La notizia di questa campagna anticoncezionale "mirata" – svelata al 
pubblico dal quotidiano "Yedioth Ahronoth – ha suscitato un certo 
numero di polemiche in Israele, ed alcuni intellettuali ne hanno 
apertamente parlato come di una pratica razzista.
Il portavoce della Mutua israeliana, naturalmente, ha respinto ogni 
accusa, affermando che il medicinale in questione viene distribuito 
indistintamente a tutta la popolazione, con la dovuta informazione.
Eppure non pare che sia esattamente così, visto che una delle donne 
intervistate ha affermato: "quando siamo arrivati, ci hanno detto che 
mantenere i bambini qui è molto difficile; poi, ci hanno proposto una 
medicina di cui non so nulla".
Secondo Yossi Yonah, professore di filosofia all’Università Ben 
Gurion, "in Israele si incoraggia la natalità in maniera selettiva, 
non si proporrebbe mai l’iniezione anticoncezionale agli ebrei 
ortodossi".
E poi, proseguendo, mette il dito sulla piaga: "La comunità etiope si 
sente rifiutata … Cosa dire del sangue donato dai Falasha e poi 
gettato? E della discriminazione nelle scuole?

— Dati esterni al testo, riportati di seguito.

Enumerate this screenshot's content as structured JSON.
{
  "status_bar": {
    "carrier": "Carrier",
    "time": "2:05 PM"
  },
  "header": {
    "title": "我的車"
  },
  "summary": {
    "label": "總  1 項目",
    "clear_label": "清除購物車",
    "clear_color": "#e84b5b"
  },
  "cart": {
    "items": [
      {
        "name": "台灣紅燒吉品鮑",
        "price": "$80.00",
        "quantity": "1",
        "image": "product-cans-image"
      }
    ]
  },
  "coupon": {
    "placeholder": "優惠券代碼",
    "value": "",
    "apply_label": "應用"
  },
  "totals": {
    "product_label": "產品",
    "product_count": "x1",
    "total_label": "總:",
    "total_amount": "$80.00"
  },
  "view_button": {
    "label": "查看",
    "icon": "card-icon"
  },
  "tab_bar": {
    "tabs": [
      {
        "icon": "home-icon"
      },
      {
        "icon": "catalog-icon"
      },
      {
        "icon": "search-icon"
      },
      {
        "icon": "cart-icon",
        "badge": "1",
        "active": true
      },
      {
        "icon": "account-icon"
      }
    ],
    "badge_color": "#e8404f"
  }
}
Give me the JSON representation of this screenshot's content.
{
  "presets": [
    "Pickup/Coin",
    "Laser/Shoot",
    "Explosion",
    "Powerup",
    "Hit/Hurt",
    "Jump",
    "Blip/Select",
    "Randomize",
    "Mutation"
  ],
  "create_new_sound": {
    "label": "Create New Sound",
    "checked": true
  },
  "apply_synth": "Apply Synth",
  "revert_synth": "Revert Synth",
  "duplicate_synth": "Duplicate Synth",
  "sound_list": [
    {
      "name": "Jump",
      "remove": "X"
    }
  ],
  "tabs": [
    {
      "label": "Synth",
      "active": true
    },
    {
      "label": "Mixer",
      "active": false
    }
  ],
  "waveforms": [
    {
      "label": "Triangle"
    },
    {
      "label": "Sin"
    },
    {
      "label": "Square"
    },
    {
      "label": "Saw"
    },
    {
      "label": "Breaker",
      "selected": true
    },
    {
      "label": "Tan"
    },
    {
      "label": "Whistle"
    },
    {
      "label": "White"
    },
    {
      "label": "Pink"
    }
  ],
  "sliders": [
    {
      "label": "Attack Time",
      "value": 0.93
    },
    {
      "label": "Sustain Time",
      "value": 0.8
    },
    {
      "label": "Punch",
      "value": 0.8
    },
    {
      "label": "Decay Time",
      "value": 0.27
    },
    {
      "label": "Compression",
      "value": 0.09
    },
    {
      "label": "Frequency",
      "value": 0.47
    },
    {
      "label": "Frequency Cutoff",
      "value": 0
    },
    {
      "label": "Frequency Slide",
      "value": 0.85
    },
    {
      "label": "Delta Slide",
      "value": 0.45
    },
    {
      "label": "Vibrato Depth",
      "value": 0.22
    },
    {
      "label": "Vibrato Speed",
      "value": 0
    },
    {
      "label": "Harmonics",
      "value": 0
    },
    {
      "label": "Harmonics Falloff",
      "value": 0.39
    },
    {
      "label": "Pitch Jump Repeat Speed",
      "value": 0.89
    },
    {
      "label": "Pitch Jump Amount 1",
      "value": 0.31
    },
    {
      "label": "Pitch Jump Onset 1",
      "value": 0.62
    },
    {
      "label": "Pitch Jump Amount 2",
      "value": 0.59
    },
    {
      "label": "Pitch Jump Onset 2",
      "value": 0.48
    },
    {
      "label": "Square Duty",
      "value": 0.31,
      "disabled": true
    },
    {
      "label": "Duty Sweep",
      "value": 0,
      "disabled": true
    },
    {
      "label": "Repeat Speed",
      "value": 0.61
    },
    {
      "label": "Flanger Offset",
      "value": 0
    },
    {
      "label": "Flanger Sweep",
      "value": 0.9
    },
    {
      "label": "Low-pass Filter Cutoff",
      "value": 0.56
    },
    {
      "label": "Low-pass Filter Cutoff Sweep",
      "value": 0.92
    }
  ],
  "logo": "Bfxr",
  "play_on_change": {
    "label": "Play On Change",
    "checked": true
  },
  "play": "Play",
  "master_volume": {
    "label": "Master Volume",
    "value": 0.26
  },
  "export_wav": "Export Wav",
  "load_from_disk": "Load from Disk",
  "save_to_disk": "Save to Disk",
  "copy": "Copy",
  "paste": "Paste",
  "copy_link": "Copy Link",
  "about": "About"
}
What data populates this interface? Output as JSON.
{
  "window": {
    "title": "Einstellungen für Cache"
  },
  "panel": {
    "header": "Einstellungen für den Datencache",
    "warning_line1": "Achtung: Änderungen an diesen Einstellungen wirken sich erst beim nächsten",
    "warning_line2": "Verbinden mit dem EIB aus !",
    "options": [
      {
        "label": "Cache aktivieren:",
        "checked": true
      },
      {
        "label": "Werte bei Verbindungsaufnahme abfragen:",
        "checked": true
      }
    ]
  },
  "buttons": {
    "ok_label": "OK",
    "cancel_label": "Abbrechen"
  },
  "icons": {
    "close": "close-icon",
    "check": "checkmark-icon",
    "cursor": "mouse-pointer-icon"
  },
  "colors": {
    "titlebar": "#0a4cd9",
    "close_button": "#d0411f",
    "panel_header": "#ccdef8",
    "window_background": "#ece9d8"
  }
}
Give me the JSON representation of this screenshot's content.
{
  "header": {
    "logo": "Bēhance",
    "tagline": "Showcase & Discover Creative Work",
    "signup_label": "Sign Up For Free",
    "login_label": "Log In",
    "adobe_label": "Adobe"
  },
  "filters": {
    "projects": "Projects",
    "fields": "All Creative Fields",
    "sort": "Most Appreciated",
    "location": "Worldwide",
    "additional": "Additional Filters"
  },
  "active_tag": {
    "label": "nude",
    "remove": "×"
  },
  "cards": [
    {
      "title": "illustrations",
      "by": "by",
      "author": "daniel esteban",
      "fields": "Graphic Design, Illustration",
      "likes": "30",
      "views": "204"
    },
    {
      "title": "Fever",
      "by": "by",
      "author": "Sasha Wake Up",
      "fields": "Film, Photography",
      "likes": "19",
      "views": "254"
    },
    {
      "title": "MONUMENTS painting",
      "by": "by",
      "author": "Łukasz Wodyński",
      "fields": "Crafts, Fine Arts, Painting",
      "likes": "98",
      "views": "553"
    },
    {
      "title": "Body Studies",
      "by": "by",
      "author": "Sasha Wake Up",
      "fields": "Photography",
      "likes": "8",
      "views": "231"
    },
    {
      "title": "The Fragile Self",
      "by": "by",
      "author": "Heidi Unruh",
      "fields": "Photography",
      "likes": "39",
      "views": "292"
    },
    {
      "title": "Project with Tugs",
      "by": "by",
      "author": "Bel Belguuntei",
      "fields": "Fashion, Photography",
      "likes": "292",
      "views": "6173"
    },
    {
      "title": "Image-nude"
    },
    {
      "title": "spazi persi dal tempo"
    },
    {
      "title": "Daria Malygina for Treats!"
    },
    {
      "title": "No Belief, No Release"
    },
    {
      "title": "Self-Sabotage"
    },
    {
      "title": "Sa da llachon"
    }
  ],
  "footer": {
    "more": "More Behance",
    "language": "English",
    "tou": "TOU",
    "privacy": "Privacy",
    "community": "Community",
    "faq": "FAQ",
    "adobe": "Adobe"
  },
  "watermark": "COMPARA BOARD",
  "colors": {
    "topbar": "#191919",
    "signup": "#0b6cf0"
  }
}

Tutto questo puzza di 
razzismo".
Ed è proprio questo il punto – già ne avevamo parlato – Israele è uno 
Stato profondamente intriso di razzismo (vedi 
usualmente rivolto nei confronti della minoranza araba.
Secondo l’Israeli Democracy Index 2007, solo il 50% degli Israeliani 
ritiene che arabi ed ebrei debbano avere uguali diritti, mentre il 
55% degli ebrei israeliani sostengono l’idea che il governo debba 
incoraggiare gli arabi ad "emigrare".
Uno studio del Center Against Racism (Index of racism for 2006), 
pubblicato nell’aprile del 2007, riporta dati ancora più 
agghiaccianti: il 49,9% degli ebrei, quando sente parlare per strada 
in arabo, prova un senso di paura, il 31,3% disgusto, il 43,6% 
disagio, mentre il 30,7% prova odio.
Addirittura il 75,3% degli intervistati dichiara che non accetterebbe 
mai di vivere in uno stesso edificio insieme ad arabi, il 61,4% 
rifiuterebbe di far visitare loro la propria casa, mentre il 55,6% si 
dichiara d’accordo a che arabi ed ebrei dispongano di strutture 
ricreative differenziate.
Questi sentimenti fraterni, naturalmente, si riflettono nella 
legislazione e nella pratica amministrativa, tanto da aver spinto un 
ex ministro israeliano, il laburista Ophir Pines-Paz, a dichiarare 
che la politica di Israele verso i cittadini arabi è caratterizzata 
da una "discriminazione istituzionale".
Così la minoranza araba (circa il 20% della popolazione) è 
discriminata con riguardo all’unificazione familiare, 
all’assegnazione delle terre, all’erogazione di fondi per il welfare 
e di quelli per lo sviluppo: su quest’ultimo punto Mohammad Barakeh, 
leader del partito Hadash, ha recentemente denunciato alla Knesset 
che solo il 4% dei fondi per lo sviluppo viene destinato in favore 
delle popolazioni arabe.
La minoranza beduina, in particolare, è poi costantemente sotto 
attacco da parte del governo israeliano, che tende a confiscare le 
loro terre destinandole a sempre nuovi insediamenti urbani e a 
comunità agricole "solo per ebrei" nel deserto del Negev.
Adesso assistiamo a questa nuova pratica razzista, stavolta ai danni 
degli ebrei "neri" ormai divenuti scomodi e indesiderati, una 
subdola e sconcertante campagna di controllo delle nascite condotta 
con metodi indegni di un Paese civile.